Name | Type and Value (Example) | Description |
dataset_name |
<str> ('mnist') |
The name of the dataset to run the model. |
model_type |
<str> ('ExpGSDis') |
The name of the model to use. Look at ./Models/ for all the model options. |
temp |
<float> (0.25) |
The value of the temperature hyperparameter. |
sample_size |
<int> (1) |
The number of samples that are taken from the noise distribution at each iteration. |
n_required |
<int> ('10') |
The number of categories needed for each discrete variable (identical to categories_n . |
num_of_discrete_param |
<int> (1) |
The number of parameters for the discrete variables. Alpha for GS |
mu and sigma for IGR | ||
num_of_discrete_var |
<int> (2) |
The number of discrete variables in the model. |
num_of_norm_param |
<int> (0) |
The number of parameters for the continuous variables. |
num_of_norm_var |
<int> (0) |
The number of continuous variables in the model. |
latent_norm_n |
<int> (0) |
The dimensionality of the continuous variables in the model. |
architecture |
<str> ('dense') |
The neural network architecture employed. All the options are in ./Models/ . |
learning_rate |
<float> (0.001) |
The learning rate used when training. |
batch_n |
<int> (64) |
The batch size taken per iteration. |
epochs |
<int> (100) |
The number of epochs used when training. |
run_jv |
<bool> (False) |
Whether to run the JointVAE model or not. |
gamma |
<int> (100) |
The penalty coefficient in the JointVAE loss. |
cont_c_linspace |
<tuple> ((0., 5., 25000)) |
The lower bound, upper bound, and how many iters to get from lower to upper. |
disc_c_linspace |
<tuple> ((0., 5., 25000)) |
The lower bound, upper bound, and how many iters to get from lower to upper. |
check_every |
<int> (1) |
How often (in terms of epochs) the test loss is evaluated. |
run_with_sample |
<bool> (True) |
Test the experiment with a small sample. |
num_of_repetitions |
<int> (1) |
Determine how many times to run the experiment (useful for doing CV). |
truncation_options |
<str> ('quantile') |
The statistical procedure to determine the categories needed in a given batch. |
threshold |
<float> (0.99) |
The precision parameter for the IGR-SB. |
prior_file |
<str> ('./Results/mu_xi_unif_10_IGR_SB_Finite.pkl') |
Location of the prior parameters file. |
run_closed_form_kl |
<bool> (True) |
Whether to use the Gaussian close form KL (only available to the IGR). |
width_height |
<tuple> ((14, 28, 1)) |
The size of the images for the SOP experiment. |
iter_per_epoch |
<int> (937) |
The number of iterations per epoch in SOP (the VAE experiments infer this). |
The IGR-SB extends the reparameterization trick to distributions with an countably infinite
support.

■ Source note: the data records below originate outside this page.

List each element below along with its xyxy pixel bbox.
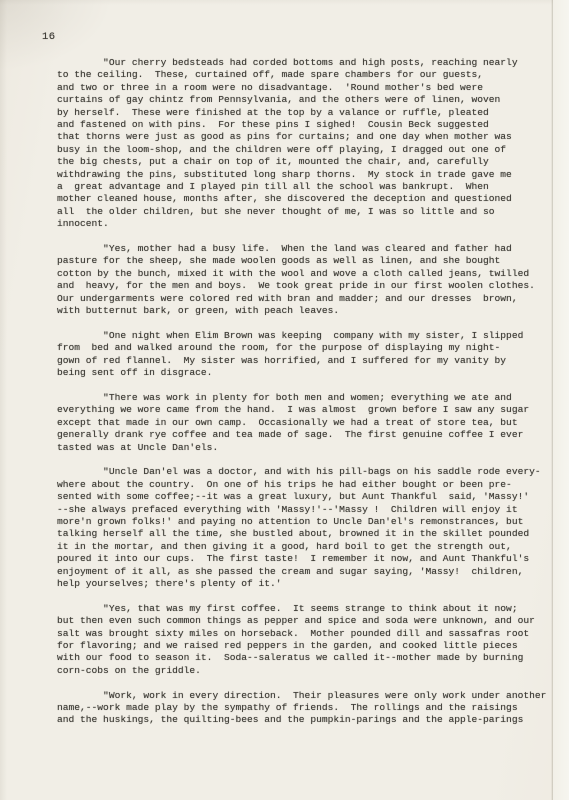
document-body: "Our cherry bedsteads had corded bottoms… xyxy=(57,57,557,739)
paragraph-uncle-danel: "Uncle Dan'el was a doctor, and with his… xyxy=(57,466,557,590)
paragraph-first-coffee: "Yes, that was my first coffee. It seems… xyxy=(57,603,557,677)
next-page-edge xyxy=(553,0,569,800)
paragraph-work-every-direction: "Work, work in every direction. Their pl… xyxy=(57,690,557,727)
paragraph-elim-brown: "One night when Elim Brown was keeping c… xyxy=(57,330,557,380)
scanned-typewritten-page: 16 "Our cherry bedsteads had corded bott… xyxy=(0,0,569,800)
paragraph-bedsteads: "Our cherry bedsteads had corded bottoms… xyxy=(57,57,557,231)
paragraph-mothers-busy-life: "Yes, mother had a busy life. When the l… xyxy=(57,243,557,317)
page-number: 16 xyxy=(42,31,56,43)
paragraph-work-in-plenty: "There was work in plenty for both men a… xyxy=(57,392,557,454)
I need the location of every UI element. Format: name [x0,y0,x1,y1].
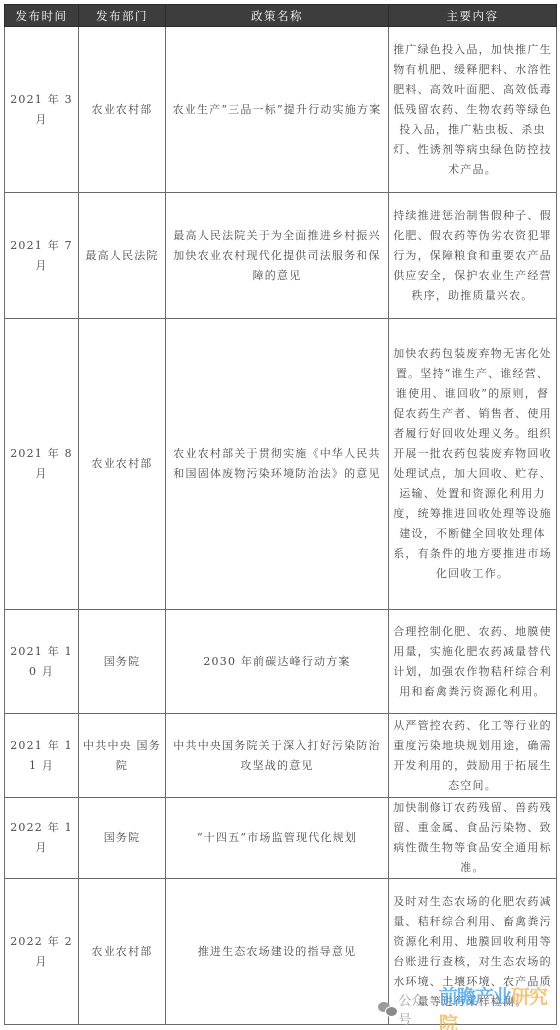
cell-department: 农业农村部 [79,27,166,193]
cell-policy-name: 农业农村部关于贯彻实施《中华人民共和国固体废物污染环境防治法》的意见 [166,319,389,610]
cell-policy-name: 2030 年前碳达峰行动方案 [166,610,389,714]
cell-content: 加快农药包装废弃物无害化处置。坚持“谁生产、谁经营、谁使用、谁回收”的原则，督促… [389,319,557,610]
table-row: 2022 年 1 月 国务院 “十四五”市场监管现代化规划 加快制修订农药残留、… [5,798,557,879]
table-row: 2021 年 8 月 农业农村部 农业农村部关于贯彻实施《中华人民共和国固体废物… [5,319,557,610]
table-row: 2022 年 2 月 农业农村部 推进生态农场建设的指导意见 及时对生态农场的化… [5,879,557,1025]
cell-department: 农业农村部 [79,879,166,1025]
cell-policy-name: “十四五”市场监管现代化规划 [166,798,389,879]
cell-content: 加快制修订农药残留、兽药残留、重金属、食品污染物、致病性微生物等食品安全通用标准… [389,798,557,879]
cell-department: 农业农村部 [79,319,166,610]
cell-department: 国务院 [79,798,166,879]
cell-date: 2021 年 7 月 [5,193,79,319]
header-release-date: 发布时间 [5,5,79,27]
cell-date: 2022 年 2 月 [5,879,79,1025]
policy-table: 发布时间 发布部门 政策名称 主要内容 2021 年 3 月 农业农村部 农业生… [4,4,557,1025]
header-main-content: 主要内容 [389,5,557,27]
cell-content: 推广绿色投入品，加快推广生物有机肥、缓释肥料、水溶性肥料、高效叶面肥、高效低毒低… [389,27,557,193]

However, to implement the IGR-SB with finite resources, there is a threshold imposed on the
stick breaking procedure that determines a finite number of categories that are needed for a proper
estimation. Additionally, the number of categories has a maximum that is set as a
reference (this is called latent_discrete_n
in the hyper
dictionary). This maximum can be moved
accordingly to fit the problem. For example, for CelebA we set a maximum number of categories to 50
but the thresholding procedure ended up selecting 20-30. Moving the maximum beyond 50 would have
resulted in waste of memory allocated but would have not yield any quantitative difference. However,
setting the maximum to 10 would have truncated the stick-breaking procedure too soon and would have
resulted in a loss of performance. To avoid this situation, we recommend monitoring if the threshold
is met. If not, then increasing the maximum would be needed.